Arpejo.

Hoje eu saí "só" - sozinho mesmo - pra almoçar, como quem não pede nada ao dia além de um prato honesto e a chance de voltar inteiro. Durante décadas eu tive esse hábito e meu companheiro dessas horas sempre foi o álcool. Mais a frente farei um aparte sobre isso.

Entrei no restaurante, o porão para os mais íntimos, barão para os menos, e pedi charque - daqueles que parece que passaram pupunha como tempero de tão gorduroso e saboroso que vem- e, do lado, um açaí grosso, escuro, sem cerimônia, como deve ser. E, claro, com farinha "baguda". Enquanto eu mastigava, parecia que o mundo tinha abaixado o volume só um pouquinho, o suficiente pra eu ouvir meu próprio silêncio por dentro. O estranho é que eu estava bem com isso. Eu, que costumo implicar com meus pensamentos, como se eles fossem gente inconveniente sentando sem convite, ali o deixei se multiplicarem. Pela primeira vez em muito tempo, eu não precisei brigar com o que eu sentia, um prazer enorme em estar só, mesmo rodeado por tantos humanos.

O aparte referencciado no início: a bebida sempre foi um catalizador e tanto neste quesito e, como uma criança que aprende a andar, esforço-me para reaprender a gostar de socializar. Ou ao menos fingir isso. É difícil e foram décadas em que meu cérebro foi ludibriado por esse estratagema.

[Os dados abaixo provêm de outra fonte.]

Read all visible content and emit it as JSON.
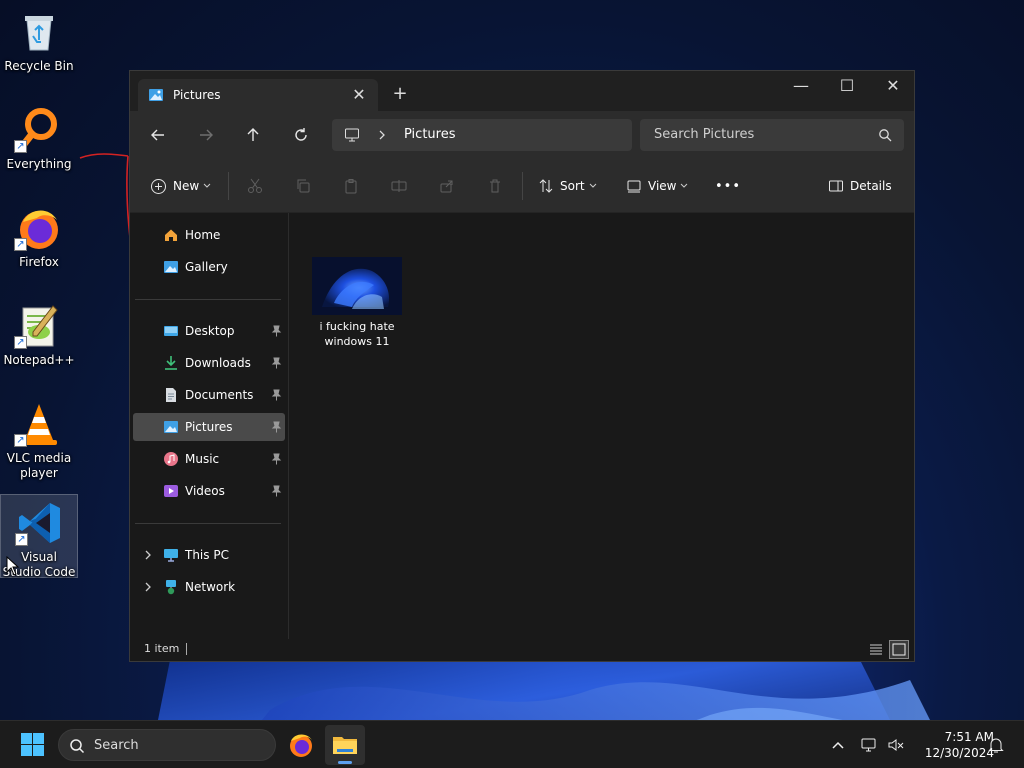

Voltemos: quando terminei de almoçar, a tarde estava chuvosa, daquele jeito que não desaba, mas insiste: água miúda, fininha, mas persistente, que molha a cidade devagar e deixa no ar o cheiro bom de atmosfera úmida, como se o chão respirasse o segredo de cada um que ousasse pisa-lo em espelhos naturais de água acumulados pelas ruas. Vi crianças saindo da escola em bandos, com mochilas saltando nas costas e risadas escapando dos inocentes rostos. Os adultos passavam apressados, olhando o relógio como quem tenta empurrar o tempo na contramão com os olhos; buzinas riscavam o ar, impacientes, e - naquele momento - Belém parecia uma grande máquina funcionando no modo “urgência”. E eu, no meio disso, fiquei parado por dentro, contemplando o nada (ou o tudo?). Aquilo definitivamente não era comum - eu quase nunca gosto dos meus pensamentos, quase nunca deixo eles me levarem pela mão. Mas por algum motivo que eu não sei explicar, não foi incômodo: foi só vida acontecendo, e eu finalmente dentro dela, sem pressa de escapar. Finalmente!(?)

Talvez eu esteja aprendendo a lidar com algumas situações sem álcool. Ou talvez seja o Arpejo.